Colloque 2010 de l'ARIC (Association pour la Recherche InterCulturelle)

Pratiques interculturelles - Pratiques plurilingues ? Recherches et expériences de terrain

Cognigni Edith

Institution : Université de Macerata Adresse : via Lombardia 12 No postal – Ville : 63019 – S.Elpidio a Mare (FM) Pays : Italie Adresse courriel : [email protected]

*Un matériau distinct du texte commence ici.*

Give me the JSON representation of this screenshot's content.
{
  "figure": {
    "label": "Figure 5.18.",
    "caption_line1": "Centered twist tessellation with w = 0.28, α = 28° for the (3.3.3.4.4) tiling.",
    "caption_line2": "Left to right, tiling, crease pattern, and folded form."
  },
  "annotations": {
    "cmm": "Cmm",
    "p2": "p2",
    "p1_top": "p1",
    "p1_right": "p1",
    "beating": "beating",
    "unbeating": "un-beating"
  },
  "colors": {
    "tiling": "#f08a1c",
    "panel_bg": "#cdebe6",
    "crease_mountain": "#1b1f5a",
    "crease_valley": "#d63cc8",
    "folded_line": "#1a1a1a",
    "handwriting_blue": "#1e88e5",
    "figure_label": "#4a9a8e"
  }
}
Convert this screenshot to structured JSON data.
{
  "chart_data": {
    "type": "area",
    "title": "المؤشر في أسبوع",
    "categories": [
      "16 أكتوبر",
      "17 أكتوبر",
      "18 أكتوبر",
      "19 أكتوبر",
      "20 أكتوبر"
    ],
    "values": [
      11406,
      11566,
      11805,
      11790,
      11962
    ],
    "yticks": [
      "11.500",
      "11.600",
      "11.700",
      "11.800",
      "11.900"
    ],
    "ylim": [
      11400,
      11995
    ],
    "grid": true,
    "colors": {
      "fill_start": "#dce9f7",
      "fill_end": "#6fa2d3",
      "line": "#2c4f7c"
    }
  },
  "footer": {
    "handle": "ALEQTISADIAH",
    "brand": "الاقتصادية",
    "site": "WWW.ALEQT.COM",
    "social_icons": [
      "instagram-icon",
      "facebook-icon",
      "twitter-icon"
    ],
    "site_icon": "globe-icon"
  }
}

RÉSUMÉ. On présentera ici une partie des résultats d'une recherche en cours sur le rôle de l’autobiographie dans un milieu de formation pour femmes migrantes. À partir de l’observation participante dans un groupe d’entraide mutuelle de futures interprètes médiatrices culturelles et de l’examen de leurs récits de langues, on analysera les stratégies de médiation et les pratiques plurilingues mises en œuvre dans le milieu familial dans le but d’évaluer dans quelle mesure le récit de langues peut devenir un espace narratif de réflexion et, par conséquent, un dispositif formateur dans le domaine de l'enseignement aux femmes migrantes. En particulier, on se demandera quel rapport s’instaure entre les représentations sur ses propres langues et cultures et leur usage dans le processus de médiation. On discutera enfin les points de contact et les synergies possibles entre la formation en L2 et la formation à travers la L2, en rapprochant deux domaines de formation proposés aux femmes migrantes et généralement cloisonnés.

MOTS-CLÉS : médiation linguistique et culturelle, migration de genre, plurilinguisme, représentations des langues, récit de langues, formation des migrantes.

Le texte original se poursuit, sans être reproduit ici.